Since the membership of the Guild covers such a wide range of experience from beginning students to established professionals, the body of work to be juried also covered a wide range from simple basic work to very complex objects. Given these parameters, it was a pleasure to see very simple pieces that worked because of the quality of the design and also enjoy the beauty of a complexly constructed form. The work also ranged from small jewelry to large wall-pieces and included many interesting enameled objects. It is exciting to see that the guild’s membership is attracting such a wide range and work and talent.
Because of the educational aspect of this show the jurying process was more complex than I had experienced in jurying other shows and so was a learning experience for me. Not only did I have to decide the relative merits of each piece, but also explain my opinions in a way that would be meaningful and useful to the artist. One could not just say “this is good” or “this is not working”. Instead I attempted to explain why it was not working and hopefully give suggestions as to how to correct the problem. Having been a teacher for many years I enjoyed the challenge of this process. I am also very grateful to my scribe Nancy Mulder who was extremely effective in keeping up with all my thoughts and comments. It would have been impossible without her help.

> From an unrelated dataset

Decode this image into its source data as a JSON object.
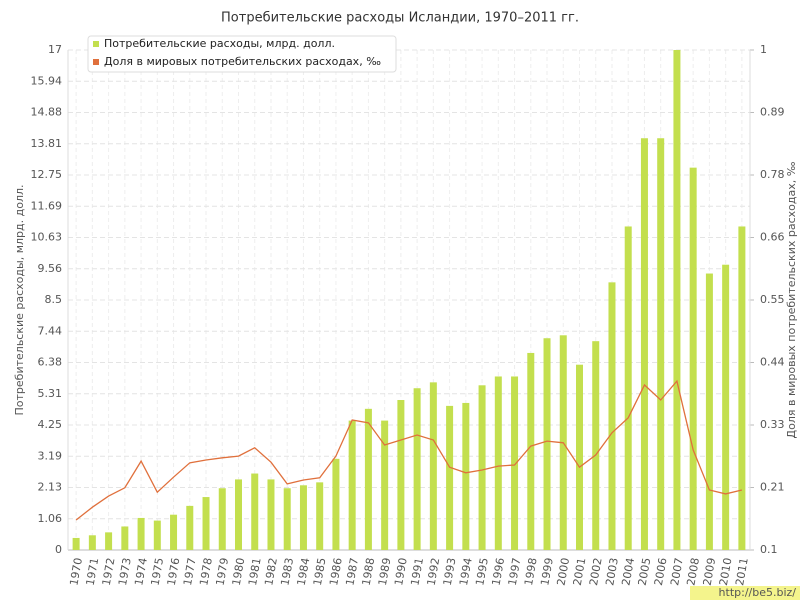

I want to thank the Guild for inviting me to participate in this jurying process and congratulate the membership on all the excellent work that was presented
As President of the Washington Guild of Goldsmiths (WGG), it is my privilege to welcome you to our memberships’15th biennial exhibition and sale, METALWORK 2010. This juried event is the premier showcase for our extraordinarily talented members’ recent work, which you are sure to enjoy. The Guild includes artists new to metalworking, those with some years of experience, and many established and highly-regarded metal, jewelry, and enamel artists
The WGG exists to promote the fine craft of metalsmithing through shows and education in the form of many outstanding workshops on specific techniques and processes that each member might incorporate into their own work. Our membership is comprised of a diverse gathering of artists, from students to professionals interested in metals and what can be accomplished with them. Information is freely shared within our community regarding opportunities to further their learning and skill sets, to apply to national and international exhibitions and shows, as well as other areas of common interest. Thanks to the efforts of volunteers over the three decades of the Guild’s existence, the WGG enjoys an excellent national and international reputation.
The Show Committee has done a wonderful job as a perfectly united team. Nick Barnes, Marla Rudnick, Mia Schulman, Winifred Anthony, Nella Fischer, Cecilia Tao and Donna Wilson (WGG Board Members) miraculously coordinated the application and jurying processes, the show venue and schedule. Nick Barnes has been our exhibit designer extraordinaire for many, many years of biennial shows. Special thanks go to Nick this year for the design and creation of our new, exquisite display cases. Additional thanks and appreciation must be expressed to the many other volunteers and their support throughout the show development process. This wonderful event, METALWORK 2010 would not be possible without the support of our members. Finally, we thank the Target Gallery for hosting us, as well as all of those who come to view METALWORK 2010.